Feb. 22 (Bloomberg) -- European Union antitrust regulators are investigating collusion among banks and brokers to manipulate benchmark lending rates denominated in Swiss francs, building on earlier probes linked to the yen and the euro, EU Competition Commissioner Joaquin Almunia said today.
“We are investigating the interest rates used as a reference for several currencies, including the euro, yen and Swiss franc,” Almunia said in the text of a speech he gave in Paris. “We suspect the existence of cartels between certain actors in the derivative markets -- banks but also brokers.”
Deutsche Bank AG, Barclays Plc, HSBC Holdings Plc and Royal Bank of Scotland Group Plc have all said they were quizzed by the EU over benchmark interest rates. Almunia has said previously that he’s investigating possible rate-fixing for Libor, Euribor and the Tokyo index Tibor that may have affected derivatives.

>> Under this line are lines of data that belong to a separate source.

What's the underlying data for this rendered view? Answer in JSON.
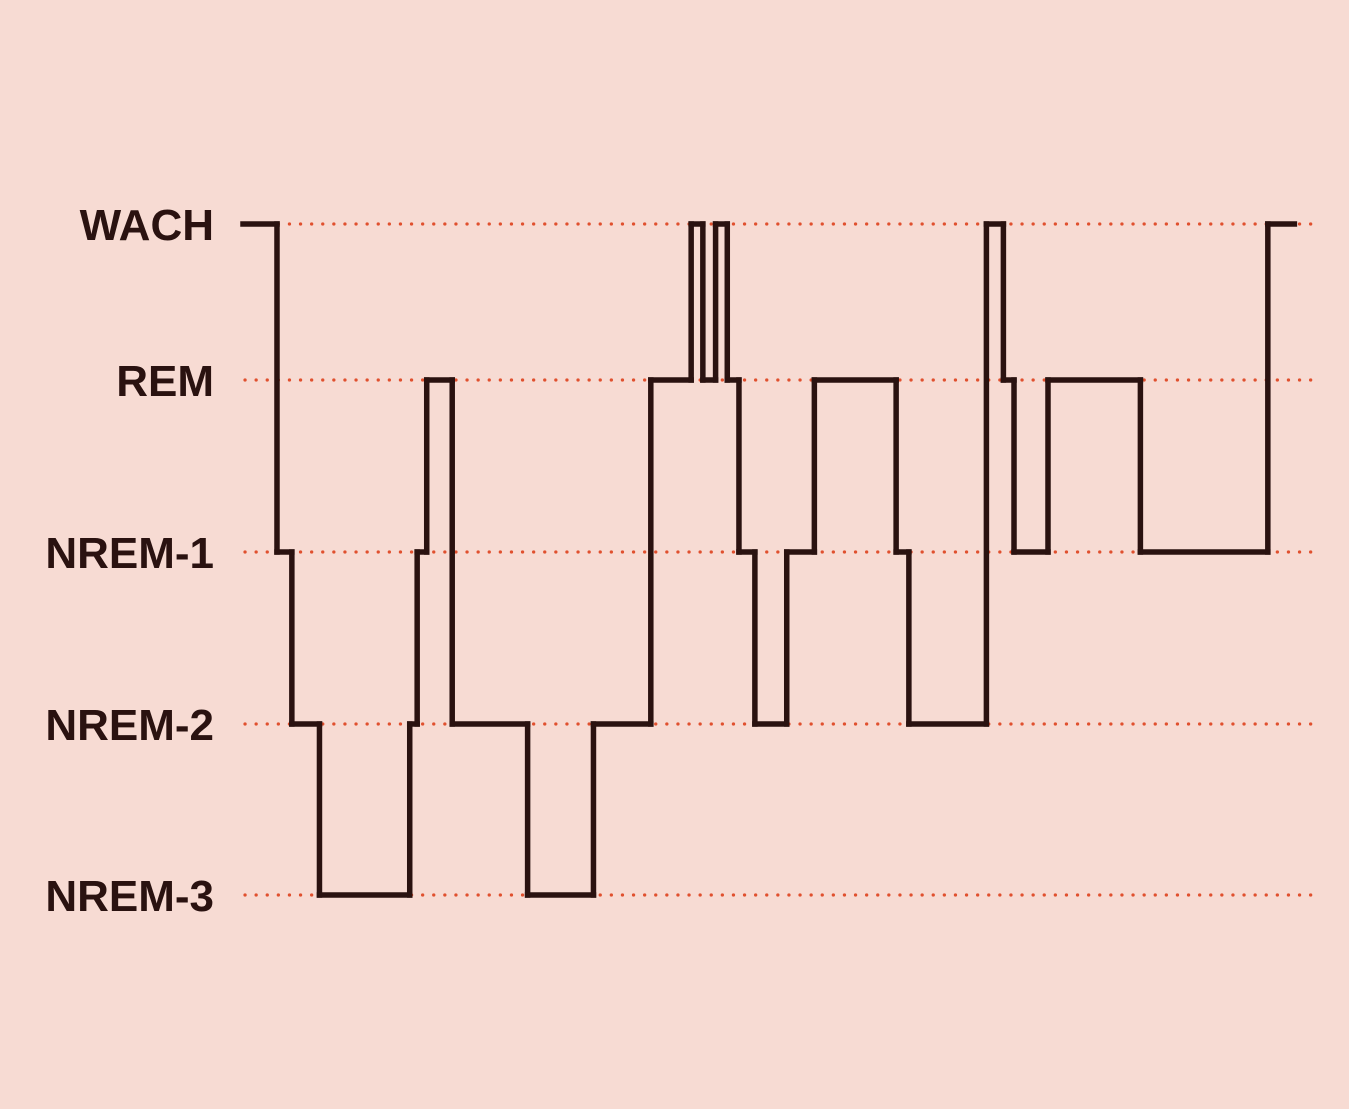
{
  "colors": {
    "background": "#f7dbd3",
    "line": "#2a1210",
    "gridline": "#e0502e",
    "label": "#2a1210"
  },
  "chart_data": {
    "type": "line",
    "step": true,
    "categories": [
      "WACH",
      "REM",
      "NREM-1",
      "NREM-2",
      "NREM-3"
    ],
    "grid": "dotted horizontal gridline per stage",
    "xlabel": "",
    "ylabel": "",
    "xlim": [
      0,
      1000
    ],
    "series": [
      {
        "points": [
          [
            0,
            "WACH"
          ],
          [
            32,
            "NREM-1"
          ],
          [
            46,
            "NREM-2"
          ],
          [
            72,
            "NREM-3"
          ],
          [
            157,
            "NREM-2"
          ],
          [
            164,
            "NREM-1"
          ],
          [
            173,
            "REM"
          ],
          [
            197,
            "NREM-2"
          ],
          [
            268,
            "NREM-3"
          ],
          [
            330,
            "NREM-2"
          ],
          [
            384,
            "REM"
          ],
          [
            422,
            "WACH"
          ],
          [
            433,
            "REM"
          ],
          [
            445,
            "WACH"
          ],
          [
            456,
            "REM"
          ],
          [
            467,
            "NREM-1"
          ],
          [
            482,
            "NREM-2"
          ],
          [
            512,
            "NREM-1"
          ],
          [
            538,
            "REM"
          ],
          [
            615,
            "NREM-1"
          ],
          [
            627,
            "NREM-2"
          ],
          [
            700,
            "WACH"
          ],
          [
            716,
            "REM"
          ],
          [
            726,
            "NREM-1"
          ],
          [
            758,
            "REM"
          ],
          [
            845,
            "NREM-1"
          ],
          [
            965,
            "WACH"
          ],
          [
            990,
            "WACH"
          ]
        ]
      }
    ]
  }
}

He said today that the Euribor probe is linked to the euro and declined to comment further on currencies linked to the other rates.
The Libor probes are an “absolute priority” for the EU, Almunia said today. Any fines from EU regulators will cover all the companies involved at once, he said. That differs from other financial regulators that have settled with banks separately. Barclays, UBS AG and RBS have been fined more than $2.5 billion by U.S. and U.K. financial regulators for manipulating the London interbank offered rate and more than a dozen more firms are being investigated.
UBS has received conditional immunity from U.S. and Swiss antitrust regulators for cooperating with investigations. The bank said it sought immunity for probes on yen Libor, Euroyen Tibor and Swiss franc Libor.
The EU can levy fines of as much of 10 percent of a company’s yearly global revenue for each cartel in which they participate. Interest-rate derivatives markets were worth $20 trillion in 2011, Almunia said in July.
“The Libor manipulation scandal as it’s come out has highlighted some of the most irresponsible behavior of the financial industry to date,” Almunia said in the speech today. “It’s important to note that antitrust violations were officially recognized in the recent deal struck between RBS and the U.S. authorities.”
U.S. Commodity Futures Trading Commission Chairman Gary Gensler yesterday questioned the long-term viability of benchmark rates such as Libor, saying they need to be based on real transactions instead of estimates. Regulators from around the world are discussing the future of the benchmarks. The CFTC published a code of conduct in June for how banks should make daily submissions.
Following the collapse of Lehman Brothers Holdings Inc. in September 2008, banks stopped lending to one another for periods of more than a day or two. In the absence of any interbank transactions, banks increasingly set Libor to suit their own derivatives positions, according to regulatory filings.
Libor is calculated by a poll carried out daily by Thomson Reuters Corp. on behalf of the British Bankers’ Association, a banking industry lobby group, that asks firms to estimate how much it would cost to borrow from each other for different periods and in different currencies. The top and bottom quartiles of quotes are excluded, and those left are averaged and published for individual currencies before noon in London.
Oversight of Libor will eventually be taken over by the U.K.’s financial regulator, and dozens of the currencies and maturities that make up the benchmark axed, under proposals from Martin Wheatley, the agency’s Managing Director, designed to revive confidence in the rate.